O ano de 2017 foi aquele em que o maior surto de febre amarela em tempos recentes assolou a região Sudeste do Brasil: entre julho de 2016 e junho de 2017 foram confirmados 777 casos da doença, dos quais 261 óbitos. Desde início de 2018, o Ministério da Saúde já notificou 1.080 casos suspeitos, sendo 213 já confirmados e 81 fatais. Mas, o que esperar da febre amarela em 2018, principalmente no período do Carnaval?
O médico infectologista da Seção de Epidemiologia Hospitalar do Hospital de Clínicas da Unicamp, Rodrigo Angerami, acaba de escrever o texto “Febre amarela em 2018: fatos, dúvidas e perspectivas em resenha” para a Sociedade Brasileira de Infectologia. Angerami diz que houve, engano, ingenuidade ou algum grau de conveniência daqueles que declararam, em 2017, que o surto de febre amarela estava encerrado.
“A transmissão em 2017 não foi interrompida; pior, a circulação do vírus passou a ser observada em novas áreas, agora, ainda mais densamente povoadas, urbanizadas e com um contingente de milhões de pessoas susceptíveis”, comenta Angerami.
A febre amarela – a despeito do elevado potencial de gravidade da doença e dos riscos de urbanização – dentre as arboviroses de maior “notoriedade” no país – a listar a dengue, Zika e chikungunya – seria aquela, em teoria, “mais simples” de ser enfrentada no âmbito de saúde pública pelo uso de uma vacina com eficácia bem estabelecida.

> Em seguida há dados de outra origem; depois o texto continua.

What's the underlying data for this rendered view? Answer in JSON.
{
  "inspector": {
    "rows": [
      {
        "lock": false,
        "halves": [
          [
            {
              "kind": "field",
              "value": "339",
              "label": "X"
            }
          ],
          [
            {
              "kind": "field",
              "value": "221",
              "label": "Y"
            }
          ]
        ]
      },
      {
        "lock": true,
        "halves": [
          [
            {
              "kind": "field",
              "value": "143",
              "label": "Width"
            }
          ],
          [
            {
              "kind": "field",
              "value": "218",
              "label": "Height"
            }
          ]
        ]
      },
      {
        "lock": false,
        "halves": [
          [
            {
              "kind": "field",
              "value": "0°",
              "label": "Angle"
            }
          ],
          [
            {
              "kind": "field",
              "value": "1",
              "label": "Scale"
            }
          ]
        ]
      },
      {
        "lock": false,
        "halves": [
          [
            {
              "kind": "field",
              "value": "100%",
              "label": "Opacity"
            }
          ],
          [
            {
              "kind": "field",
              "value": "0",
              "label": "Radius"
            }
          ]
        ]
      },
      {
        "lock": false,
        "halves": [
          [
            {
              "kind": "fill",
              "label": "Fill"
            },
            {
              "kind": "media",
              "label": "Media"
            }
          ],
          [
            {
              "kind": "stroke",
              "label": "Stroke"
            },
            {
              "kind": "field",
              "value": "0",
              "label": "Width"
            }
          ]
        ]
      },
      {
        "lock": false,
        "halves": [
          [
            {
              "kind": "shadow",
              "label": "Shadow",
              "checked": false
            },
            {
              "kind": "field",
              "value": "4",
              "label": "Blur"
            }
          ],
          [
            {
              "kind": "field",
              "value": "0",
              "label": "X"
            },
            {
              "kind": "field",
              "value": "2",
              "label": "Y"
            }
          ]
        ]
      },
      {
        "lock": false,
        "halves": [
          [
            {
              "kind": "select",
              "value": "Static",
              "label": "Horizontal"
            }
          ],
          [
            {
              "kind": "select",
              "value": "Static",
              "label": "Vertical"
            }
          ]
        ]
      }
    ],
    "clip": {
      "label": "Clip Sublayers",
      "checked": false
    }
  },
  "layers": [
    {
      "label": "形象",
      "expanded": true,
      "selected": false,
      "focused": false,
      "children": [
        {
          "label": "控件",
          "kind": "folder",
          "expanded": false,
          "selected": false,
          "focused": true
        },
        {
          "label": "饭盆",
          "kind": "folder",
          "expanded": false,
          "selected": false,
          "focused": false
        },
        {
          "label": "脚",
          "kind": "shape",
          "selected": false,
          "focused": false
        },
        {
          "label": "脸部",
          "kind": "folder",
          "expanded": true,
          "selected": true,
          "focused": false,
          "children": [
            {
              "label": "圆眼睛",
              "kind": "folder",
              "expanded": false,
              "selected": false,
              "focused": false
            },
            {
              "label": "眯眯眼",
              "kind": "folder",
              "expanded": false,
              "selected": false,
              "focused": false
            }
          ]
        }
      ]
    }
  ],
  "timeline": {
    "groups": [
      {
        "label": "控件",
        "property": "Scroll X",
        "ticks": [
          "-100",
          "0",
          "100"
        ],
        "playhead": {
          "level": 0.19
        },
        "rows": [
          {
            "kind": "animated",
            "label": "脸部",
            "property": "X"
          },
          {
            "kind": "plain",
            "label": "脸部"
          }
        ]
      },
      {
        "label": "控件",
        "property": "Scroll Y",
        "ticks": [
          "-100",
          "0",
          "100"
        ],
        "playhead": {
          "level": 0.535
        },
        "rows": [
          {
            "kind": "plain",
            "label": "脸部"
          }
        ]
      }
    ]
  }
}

Segundo Angerami, as magnitudes dos surtos atuais de febre amarela estarão intrinsecamente vinculadas à capacidade de se imunizar, em período relativamente bastante curto de tempo, milhões de pessoas ainda não-imunes e potencialmente expostas às, cada vez mais extensas, áreas de transmissão.
“Após o Carnaval, a depender do quão protegidos ou não estarão os milhares de pessoas que se deslocarão Brasil afora nesse período, novos casos potencialmente contribuirão não apenas para inflar as estatísticas, mas para uma eventual – ainda que remota, hipotética como postulam alguns – dispersão do vírus em território nacional”, alerta Angerami.
Por vários anos, diversas foram as discussões sobre a incorporação ou não, gradual ou imediata, da vacinação de rotina contra febre amarela em todo território nacional. Se por um lado a expansão da circulação sustentava a proposta defendida por muitos da ampliação das áreas de recomendação, por outro lado, a limitação do número de doses e os riscos de eventos adversos graves – incluindo-se, sobretudo, óbitos por doença viscerotrópica – eram colocados como os principais argumentos contrários ou entraves à vacinação universal.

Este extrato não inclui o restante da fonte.